Job Opportunity
The organization seeks a skilled Data Warehouse Architect with expertise in Databricks (DBX) and AWS-native data services to design and implement a new data warehouse instance for a major product line.
This role involves building scalable pipelines, optimizing lakehouse performance, and integrating with diverse real-time and batch data sources across AWS.
Apart from the technical skills, strong business acumen, ability to work under pressure and excellent communication skills are necessary to collaborate with various stakeholders effectively.
Key Responsibilities:
* Design and deploy a new Databricks Lakehouse instance tailored to client needs.
* Architect and implement robust data ingestion pipelines using Spark and Delta Lake.
* Integrate AWS-native services (S3, Glue, Athena, Redshift, Lambda) with Databricks for optimized performance and scalability.
* Define data models, optimize query performance, and establish warehouse governance best practices.
* Collaborate with product teams, data scientists, and DevOps to streamline data workflows.
* Maintain CI/CD, preferably DBX for data pipelines using GitOps and Infrastructure-as-Code.
Required Skills & Experience:
Technical Proficiency
* Expertise in end-to-end setup of Databricks workspaces and Unity Catalog.
* Strong understanding of Delta Lake internals, file compaction, and schema enforcement.

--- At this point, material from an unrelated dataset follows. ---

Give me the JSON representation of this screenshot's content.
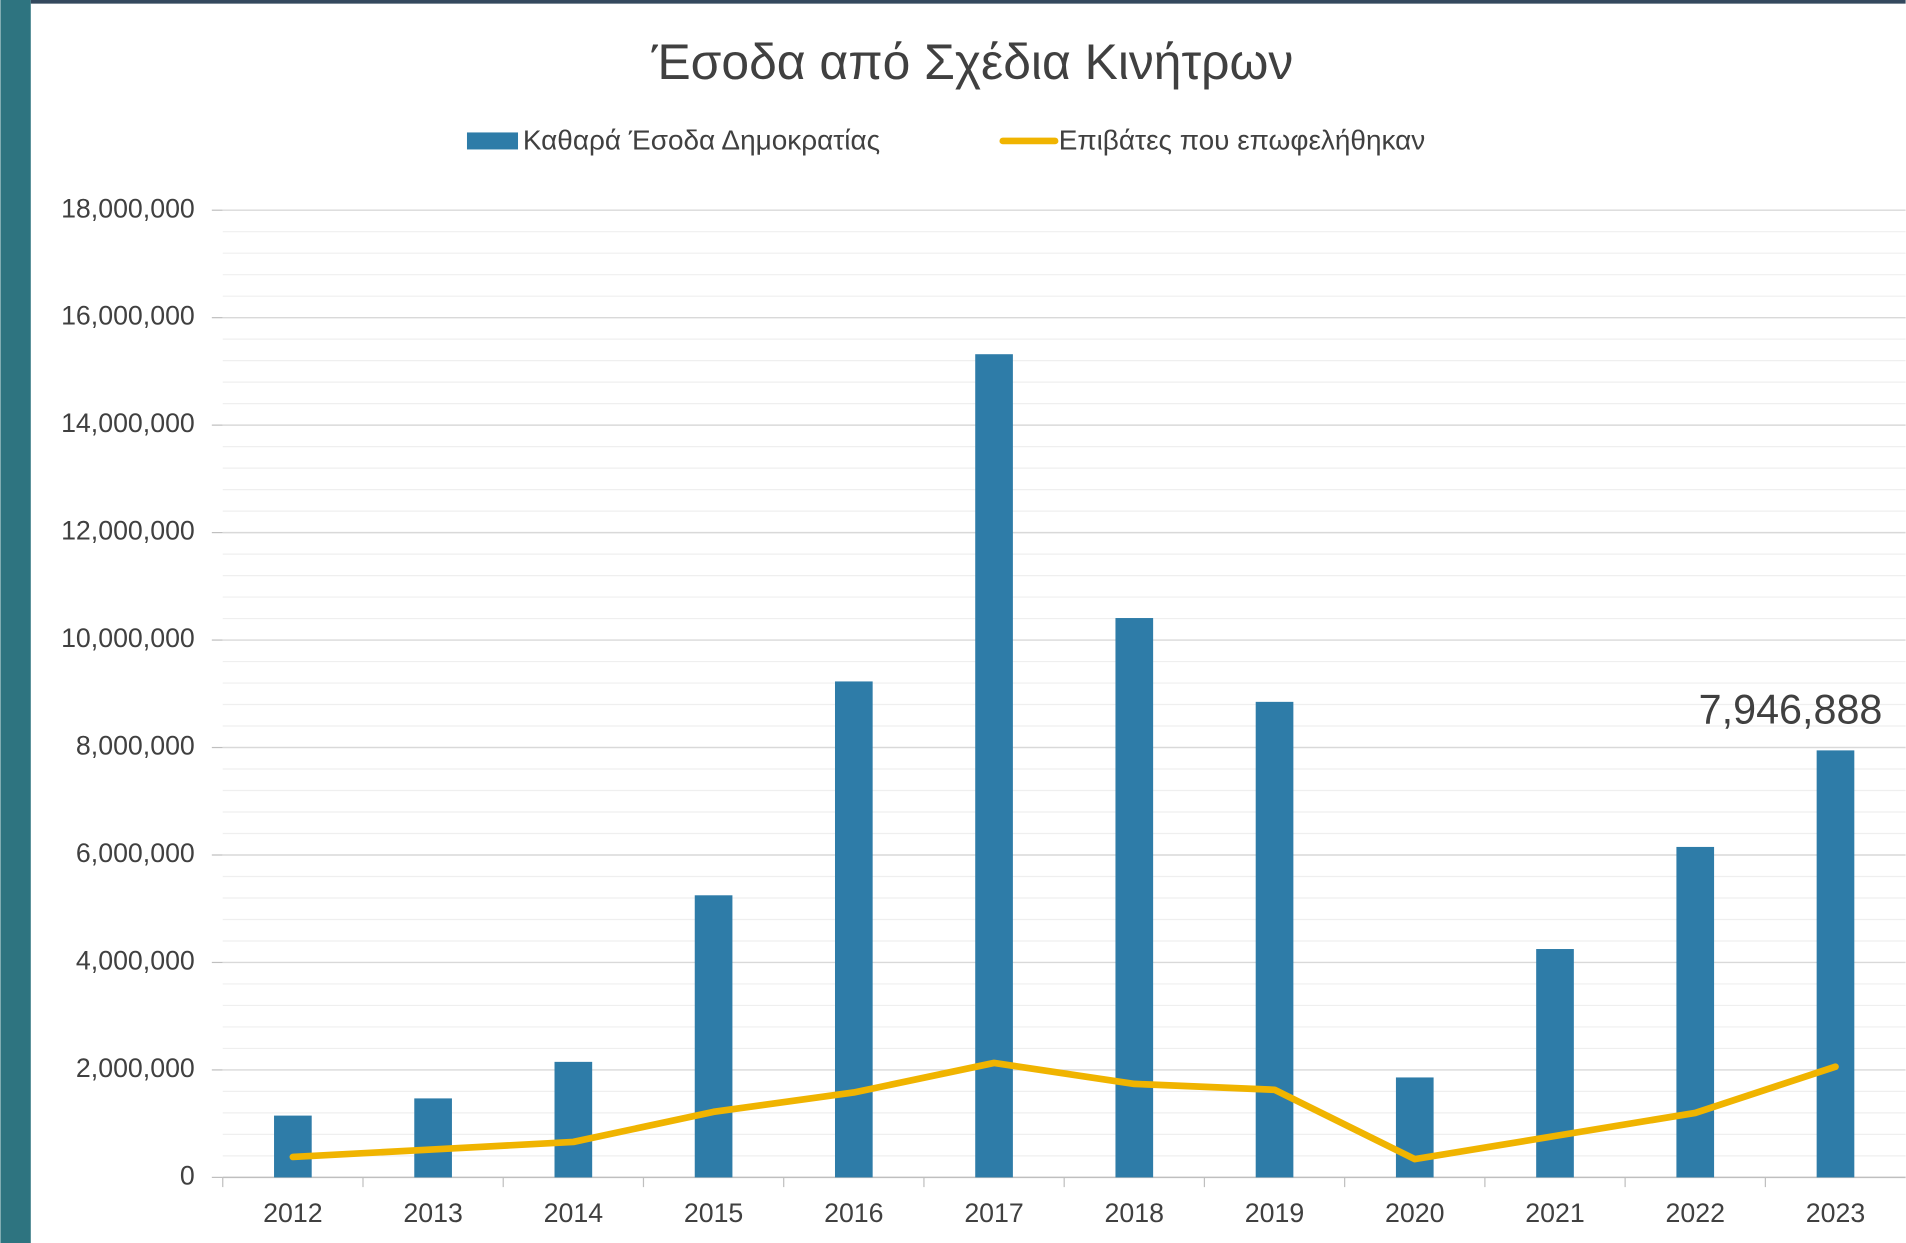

* Advanced PySpark/SQL skills for ETL and transformations.
AWS Native Integration
* Deep experience with AWS Glue, S3, Redshift Spectrum, Lambda, and Athena.
* Knowledge of IAM and VPC configuration for secure cloud integrations.
Data Warehousing & Modeling
* Strong grasp of modern dimensional modeling (star/snowflake schemas).
* Experience setting up lakehouse design patterns for mixed workloads.
Automation & DevOps
* Familiarity with CI/CD for data engineering using tools like DBX, Terraform, GitHub Actions, or Azure DevOps.
* Proficient in monitoring tools like CloudWatch, Datadog, or New Relic for data pipelines.